This amazing novel tells the story of ordinary men and women—farmers, soldiers, priests and nuns, housewives, doctors, stonemasons—who took a stance against the Nazi juggernaut in Italy and waged a near hopeless war of resistance not only in defense of their homeland but in defense of Jews from throughout Europe who had fled across the Alps into an Italy which had broken with Germany, thinking to find a refuge from the genocide, only to discover that the Germans were occupying Italy and prepared to escalate the extermination of the Jews and those who were aiding them, by any and all means.

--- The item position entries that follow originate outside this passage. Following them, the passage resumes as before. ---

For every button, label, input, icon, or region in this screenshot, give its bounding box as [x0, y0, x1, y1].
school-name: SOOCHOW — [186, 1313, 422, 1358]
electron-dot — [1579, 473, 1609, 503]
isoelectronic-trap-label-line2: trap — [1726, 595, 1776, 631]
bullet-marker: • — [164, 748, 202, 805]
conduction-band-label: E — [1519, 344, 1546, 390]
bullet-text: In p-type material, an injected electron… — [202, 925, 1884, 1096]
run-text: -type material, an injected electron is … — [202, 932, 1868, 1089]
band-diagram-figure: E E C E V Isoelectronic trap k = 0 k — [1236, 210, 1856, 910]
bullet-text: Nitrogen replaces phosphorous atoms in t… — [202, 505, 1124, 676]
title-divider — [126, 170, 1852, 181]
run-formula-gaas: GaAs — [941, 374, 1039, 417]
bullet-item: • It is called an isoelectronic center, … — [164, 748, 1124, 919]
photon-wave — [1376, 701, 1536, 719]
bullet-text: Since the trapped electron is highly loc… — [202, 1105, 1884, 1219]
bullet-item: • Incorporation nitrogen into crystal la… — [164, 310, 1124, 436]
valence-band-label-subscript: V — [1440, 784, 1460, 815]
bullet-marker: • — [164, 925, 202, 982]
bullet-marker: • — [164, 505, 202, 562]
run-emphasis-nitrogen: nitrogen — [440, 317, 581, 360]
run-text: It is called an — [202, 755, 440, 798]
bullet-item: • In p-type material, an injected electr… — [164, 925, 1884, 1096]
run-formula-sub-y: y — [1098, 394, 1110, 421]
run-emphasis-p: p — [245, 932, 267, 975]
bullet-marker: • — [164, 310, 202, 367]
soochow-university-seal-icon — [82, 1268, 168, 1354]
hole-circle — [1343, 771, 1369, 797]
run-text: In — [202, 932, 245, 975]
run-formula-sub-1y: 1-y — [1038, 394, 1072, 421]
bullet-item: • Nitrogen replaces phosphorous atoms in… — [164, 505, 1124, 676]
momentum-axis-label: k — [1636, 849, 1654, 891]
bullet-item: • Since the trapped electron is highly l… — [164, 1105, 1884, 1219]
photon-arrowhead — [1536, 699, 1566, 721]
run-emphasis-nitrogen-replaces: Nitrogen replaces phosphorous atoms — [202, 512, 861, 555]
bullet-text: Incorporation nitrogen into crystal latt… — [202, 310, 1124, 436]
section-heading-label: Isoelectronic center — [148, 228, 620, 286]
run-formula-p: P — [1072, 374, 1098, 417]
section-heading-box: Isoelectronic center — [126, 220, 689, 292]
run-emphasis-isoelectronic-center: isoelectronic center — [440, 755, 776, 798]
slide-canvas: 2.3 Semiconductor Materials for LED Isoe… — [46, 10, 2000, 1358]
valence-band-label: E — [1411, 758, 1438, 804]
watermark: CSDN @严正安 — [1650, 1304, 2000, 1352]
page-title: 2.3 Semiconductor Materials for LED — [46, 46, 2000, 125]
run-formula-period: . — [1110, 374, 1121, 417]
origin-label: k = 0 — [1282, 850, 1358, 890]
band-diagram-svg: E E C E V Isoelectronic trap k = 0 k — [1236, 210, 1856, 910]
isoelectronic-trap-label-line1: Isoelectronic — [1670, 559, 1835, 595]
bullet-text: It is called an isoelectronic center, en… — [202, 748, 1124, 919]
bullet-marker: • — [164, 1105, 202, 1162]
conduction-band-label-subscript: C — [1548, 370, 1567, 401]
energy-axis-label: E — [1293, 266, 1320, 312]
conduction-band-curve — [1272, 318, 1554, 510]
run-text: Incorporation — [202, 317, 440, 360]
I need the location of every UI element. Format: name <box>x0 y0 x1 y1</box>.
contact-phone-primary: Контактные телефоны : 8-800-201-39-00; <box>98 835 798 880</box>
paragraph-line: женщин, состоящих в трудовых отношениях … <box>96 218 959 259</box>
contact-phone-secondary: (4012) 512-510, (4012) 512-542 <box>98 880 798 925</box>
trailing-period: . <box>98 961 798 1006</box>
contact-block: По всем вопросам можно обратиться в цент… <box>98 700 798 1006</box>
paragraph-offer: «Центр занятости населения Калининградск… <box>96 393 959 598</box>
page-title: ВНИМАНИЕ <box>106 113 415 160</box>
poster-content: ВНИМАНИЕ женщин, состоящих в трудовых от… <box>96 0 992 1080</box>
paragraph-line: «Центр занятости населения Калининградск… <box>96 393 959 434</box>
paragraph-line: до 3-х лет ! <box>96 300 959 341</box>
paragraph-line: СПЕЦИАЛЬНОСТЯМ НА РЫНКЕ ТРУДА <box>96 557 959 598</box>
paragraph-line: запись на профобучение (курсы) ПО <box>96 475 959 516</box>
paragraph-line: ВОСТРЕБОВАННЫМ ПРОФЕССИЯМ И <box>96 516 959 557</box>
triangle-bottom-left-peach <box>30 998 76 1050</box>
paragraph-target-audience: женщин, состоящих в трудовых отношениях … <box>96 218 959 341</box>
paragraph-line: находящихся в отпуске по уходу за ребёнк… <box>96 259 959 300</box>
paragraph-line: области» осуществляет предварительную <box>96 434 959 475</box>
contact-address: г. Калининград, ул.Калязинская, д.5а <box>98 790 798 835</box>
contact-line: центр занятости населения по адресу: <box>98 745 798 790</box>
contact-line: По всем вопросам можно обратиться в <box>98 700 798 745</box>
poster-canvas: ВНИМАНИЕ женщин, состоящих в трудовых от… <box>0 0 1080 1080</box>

Russell’s book is based on years of intensive research and interviews, including with survivors of the Italian resistance, and is—she insists—not a glorification of the Italians, but true if relatively unknown history. She focuses her story around the fictional northwestern town of Porto Sant’Andrea, where Renzo Leoni, a Jewish WWI veteran with a powerful intellect, a cynical streak a mile wide, a suicidal drinking problem and a sense of humor that would make the Bard proud, is the unlikely driver of the story. His widowed mother is a firebrand who helps organize the resistance. Renzo morphs into and out of disguise, sometimes playing a priest, other times a dairyman or a postman, and still others a goose-stepping German officer wheedling military intelligence, ration cards, and secrets from the Nazis he bamboozles. He is a joy to watch in action, but when he laments the sorry state of the world and men killing and torturing each other, we weep tears of blood along with him.
Other powerful characters in whose stories we emotionally invest include Claudette Blum, a 14-year-old French Jewess who escapes France with her father, falls in love and marries an Italian soldier, gets pregnant, and transforms from sulky child to steely-eyed partisan fighter over the course of the novel; Werner Schramm, a German doctor who had conducted human experiments in the concentration camps and who is now a broken and consumptive alcoholic in Porto Sant’Andrea seeking forgiveness for his unforgiveable sins; Mirella Soncini, whose husband is Porto Sant’Andrea’s activist rabbi and who together with Leoni, takes on the challenge of Werner’s rehabilitation; and many many more.
A Thread of Grace is the powerfully told story of the intersection of many ordinary and extraordinary lives during a cataclysmic time of sacrifice and heroism, horror and evil; it takes a strong stomach to read it through to the bitter end, but it is a story which will not leave you for a long time after you’ve finished it.